Are you longing to return to your pre-baby body but have no idea where to begin? Our simple tips and quick workout will get you there fast.
You’ve pored over baby books, scoured the Internet and read every possible article about how to care for a newborn. You and your partner have navigated the (sometimes rocky) road back to intimacy. You’ve
been to your six-week post-delivery doctor’s visit and been given a clean bill of health.
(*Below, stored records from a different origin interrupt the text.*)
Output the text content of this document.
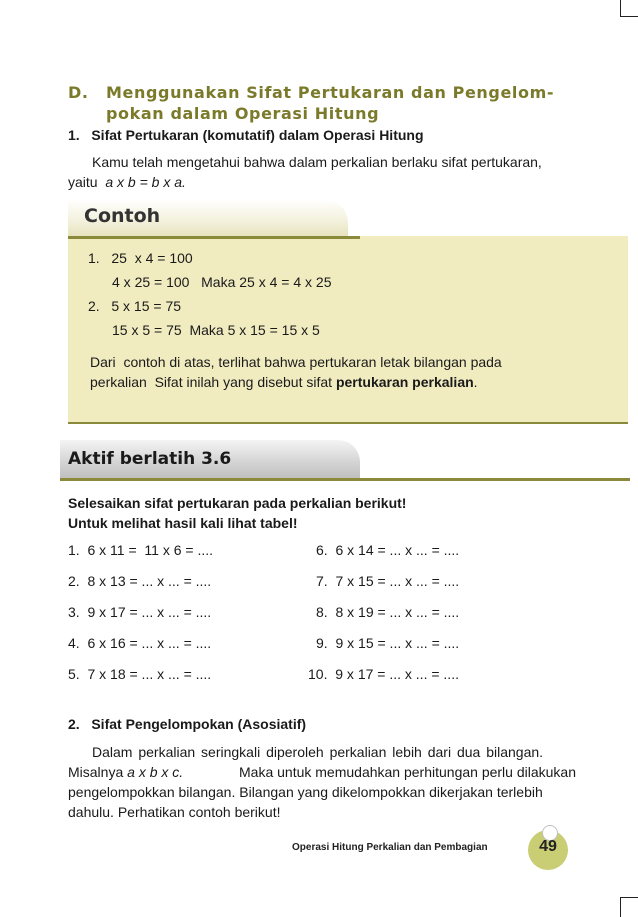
D. Menggunakan Sifat Pertukaran dan Pengelom-
pokan dalam Operasi Hitung
1.   Sifat Pertukaran (komutatif) dalam Operasi Hitung
Kamu telah mengetahui bahwa dalam perkalian berlaku sifat pertukaran,
yaitu a x b = b x a.
Contoh
1. 25  x 4 = 100
4 x 25 = 100   Maka 25 x 4 = 4 x 25
2. 5 x 15 = 75
15 x 5 = 75  Maka 5 x 15 = 15 x 5
Dari  contoh di atas, terlihat bahwa pertukaran letak bilangan pada
perkalian  Sifat inilah yang disebut sifat pertukaran perkalian.
Aktif berlatih 3.6
Selesaikan sifat pertukaran pada perkalian berikut!
Untuk melihat hasil kali lihat tabel!
1. 6 x 11 =  11 x 6 = ....
2. 8 x 13 = ... x ... = ....
3. 9 x 17 = ... x ... = ....
4. 6 x 16 = ... x ... = ....
5. 7 x 18 = ... x ... = ....
6. 6 x 14 = ... x ... = ....
7. 7 x 15 = ... x ... = ....
8. 8 x 19 = ... x ... = ....
9. 9 x 15 = ... x ... = ....
10. 9 x 17 = ... x ... = ....
2.   Sifat Pengelompokan (Asosiatif)
Dalam perkalian seringkali diperoleh perkalian lebih dari dua bilangan.
Misalnya a x b x c.	Maka untuk memudahkan perhitungan perlu dilakukan
pengelompokkan bilangan. Bilangan yang dikelompokkan dikerjakan terlebih
dahulu. Perhatikan contoh berikut!
Operasi Hitung Perkalian dan Pembagian	49
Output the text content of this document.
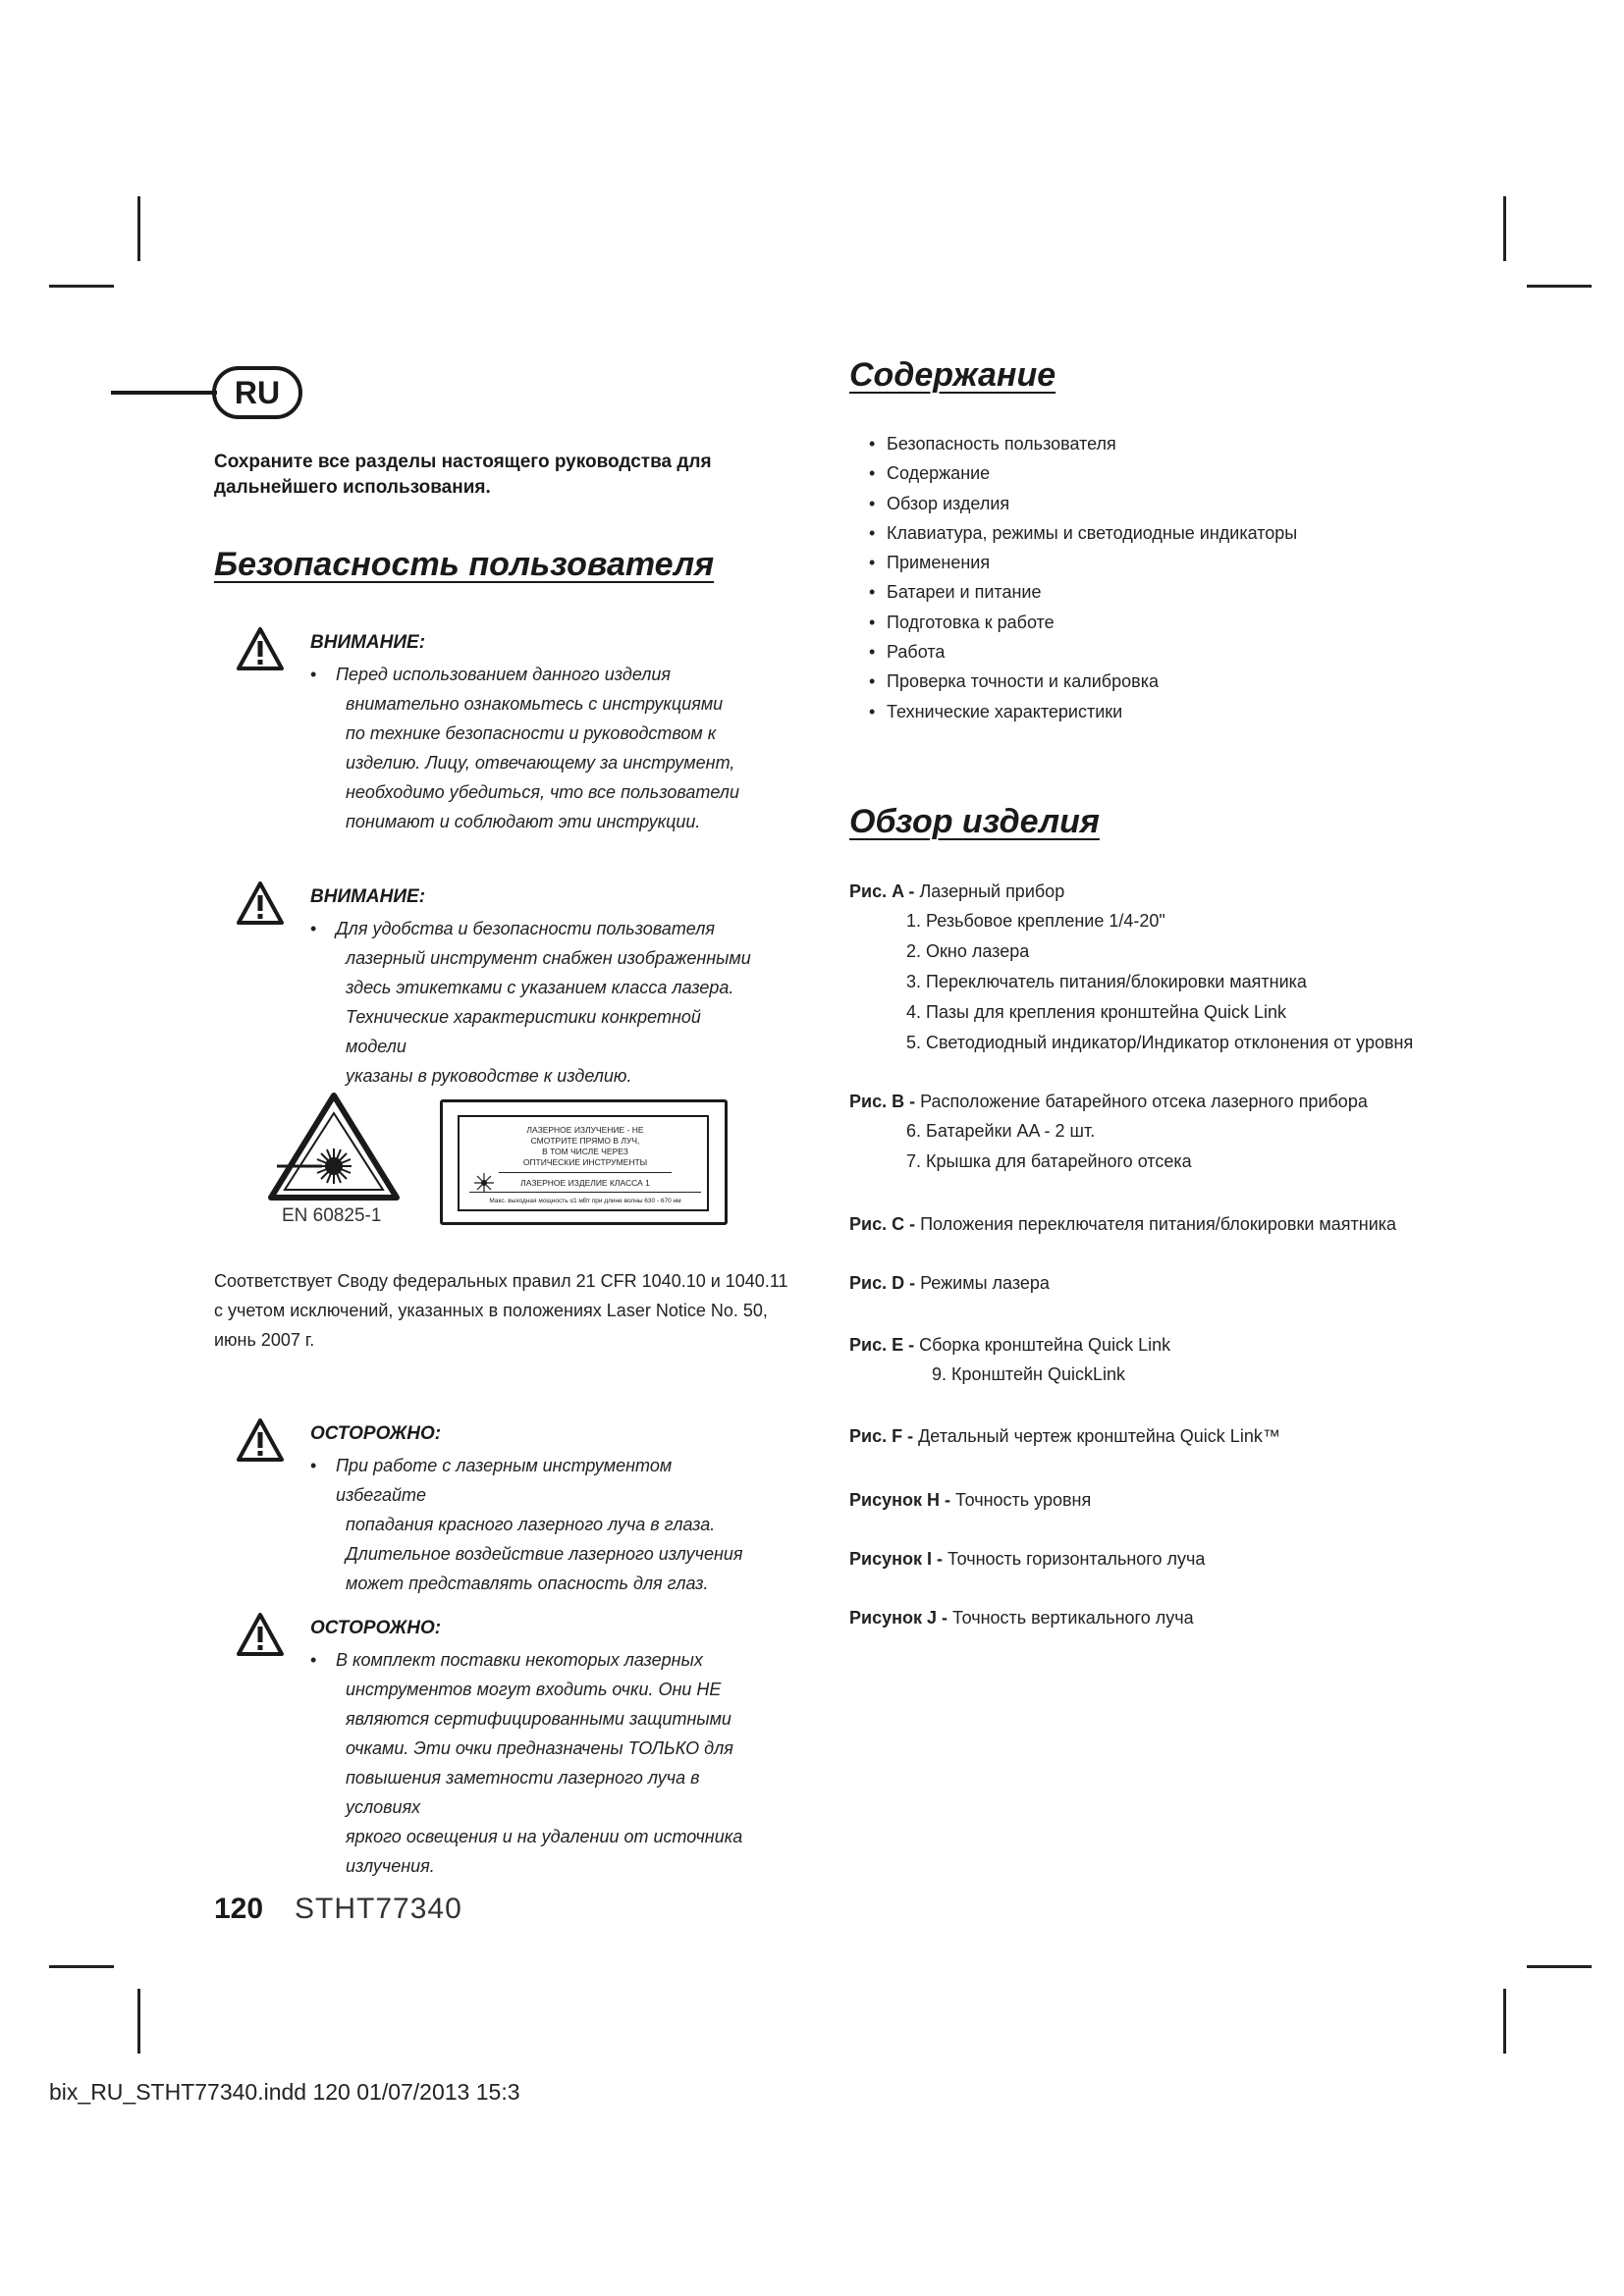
RU
Сохраните все разделы настоящего руководства для дальнейшего использования.
Безопасность пользователя
ВНИМАНИЕ:
•	Перед использованием данного изделия
внимательно ознакомьтесь с инструкциями
по технике безопасности и руководством к
изделию. Лицу, отвечающему за инструмент,
необходимо убедиться, что все пользователи
понимают и соблюдают эти инструкции.
ВНИМАНИЕ:
•	Для удобства и безопасности пользователя
лазерный инструмент снабжен изображенными
здесь этикетками с указанием класса лазера.
Технические характеристики конкретной модели
указаны в руководстве к изделию.
EN 60825-1
ЛАЗЕРНОЕ ИЗЛУЧЕНИЕ - НЕ
СМОТРИТЕ ПРЯМО В ЛУЧ,
В ТОМ ЧИСЛЕ ЧЕРЕЗ
ОПТИЧЕСКИЕ ИНСТРУМЕНТЫ
ЛАЗЕРНОЕ ИЗДЕЛИЕ КЛАССА 1
Макс. выходная мощность ≤1 мВт при длине волны 630 - 670 нм
Соответствует Своду федеральных правил 21 CFR 1040.10 и 1040.11
с учетом исключений, указанных в положениях Laser Notice No. 50,
июнь 2007 г.
ОСТОРОЖНО:
•	При работе с лазерным инструментом избегайте
попадания красного лазерного луча в глаза.
Длительное воздействие лазерного излучения
может представлять опасность для глаз.
ОСТОРОЖНО:
•	В комплект поставки некоторых лазерных
инструментов могут входить очки. Они НЕ
являются сертифицированными защитными
очками. Эти очки предназначены ТОЛЬКО для
повышения заметности лазерного луча в условиях
яркого освещения и на удалении от источника
излучения.
120 STHT77340
Содержание
• Безопасность пользователя
• Содержание
• Обзор изделия
• Клавиатура, режимы и светодиодные индикаторы
• Применения
• Батареи и питание
• Подготовка к работе
• Работа
• Проверка точности и калибровка
• Технические характеристики
Обзор изделия
Рис. A - Лазерный прибор
1. Резьбовое крепление 1/4-20"
2. Окно лазера
3. Переключатель питания/блокировки маятника
4. Пазы для крепления кронштейна Quick Link
5. Светодиодный индикатор/Индикатор отклонения от уровня
Рис. B - Расположение батарейного отсека лазерного прибора
6. Батарейки AA - 2 шт.
7. Крышка для батарейного отсека
Рис. C - Положения переключателя питания/блокировки маятника
Рис. D - Режимы лазера
Рис. E - Сборка кронштейна Quick Link
9. Кронштейн QuickLink
Рис. F - Детальный чертеж кронштейна Quick Link™
Рисунок H - Точность уровня
Рисунок I - Точность горизонтального луча
Рисунок J - Точность вертикального луча
bix_RU_STHT77340.indd 120 01/07/2013 15:3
You and your baby may even have begun to fall into some sort of routine during the day and are grabbing a few winks at night.
Now it’s time to start getting your body back into some semblance of order—which typically means losing a few pounds. The question is, where do you begin?
If you’re not sure where to start, we’ve got proven steps for working your way back to your prepregnancy bod—or even better! Read on for six tips to losing the baby weight, and a really doable exercise program you will be able to find time for. We think you’ll like what you see.
Lose the Baby Fat
Get up and move: Most new moms are too sleep-deprived and overwhelmed to even think about exercise. That’s OK, says Renee M. Jeffreys, M.S., an exercise physiologist in Covington, Ky. Most women’s bodies aren’t ready for serious exercise until six weeks after giving birth, anyway—longer if they’ve had a Cesarean section. Once you do feel up to exercise, try our complete post-baby workout on pg. 80.
Breastfeed: Breastfeeding burns an astounding number of calories: 500 to 700 a day. This means that many women can actually increase the number of calories they take in and still lose weight quickly and safely. But be aware that as soon as you stop breastfeeding or begin to taper off, your calorie needs will plummet. You can really pack on the weight if you don’t adjust your diet downward and/or your exercise routine upward.
Watch calories and fat: Say no to empty-calorie foods like sodas and chips, as well as fad diets that eliminate entire food groups. Instead, aim to eat a variety of lean protein, whole grains, fresh fruits and vegetables, and plenty of low-fat dairy products, says Tammy Baker, M.S., a registered dietitian in the Phoenix area.
Eat healthful snacks: Eating too much sugar can send your blood-sugar levels on a roller-coaster ride, and when your blood sugar drops, you’re more likely to eat the first thing you can get your hands on. To avoid temptation, keep only nutritious foods at your fingertips. Also stock up on low-fat milk and yogurt for snacks, as studies have shown that calcium from these sources can aid weight loss.
Here are some ideas for tasty, healthful snacks to help keep you on the right track:
- Celery, carrots and peppers with low-fat ranch dressing
- Egg or chicken salad on whole-grain bread
- Whole-grain cereal with nonfat milk
- Whole-grain bread with nut butter
- Hard-boiled eggs
- Apples with almond butter
- Fruit smoothies
For other great snacks, plus complete nutrition advice for breastfeeding moms, see “Still Eating for Two” on pg. 36.
Get with other new moms: Carolyn Pione of Cincinnati just didn’t feel as if she had the time or energy to exercise after she had her baby. Then, some pals who had formed an early-morning running group showed up on her doorstep urging her to join. At first Pione couldn’t keep up. But she kept at it and eventually lost all her baby weight. And now she runs in 5k’s, something she never would have been able to work up to without the help of the group.
Take naps: “Getting plenty of sleep has been shown to help with weight loss because you’re not compelled to binge on high-calorie, high-sugar foods for energy,” says Sheah Rarback, M.S., R.D., director of nutrition at the Mailman Center for Child Development at the University of Miami School of Medicine. Strange sleep cycles like those forced on you by a newborn can upset your metabolism and make it harder for you to lose your pregnancy weight, Rarback adds. So take a nap anytime the baby does, housework be damned. That way, you’ll keep your energy levels—and your potentially naughty cravings—in check.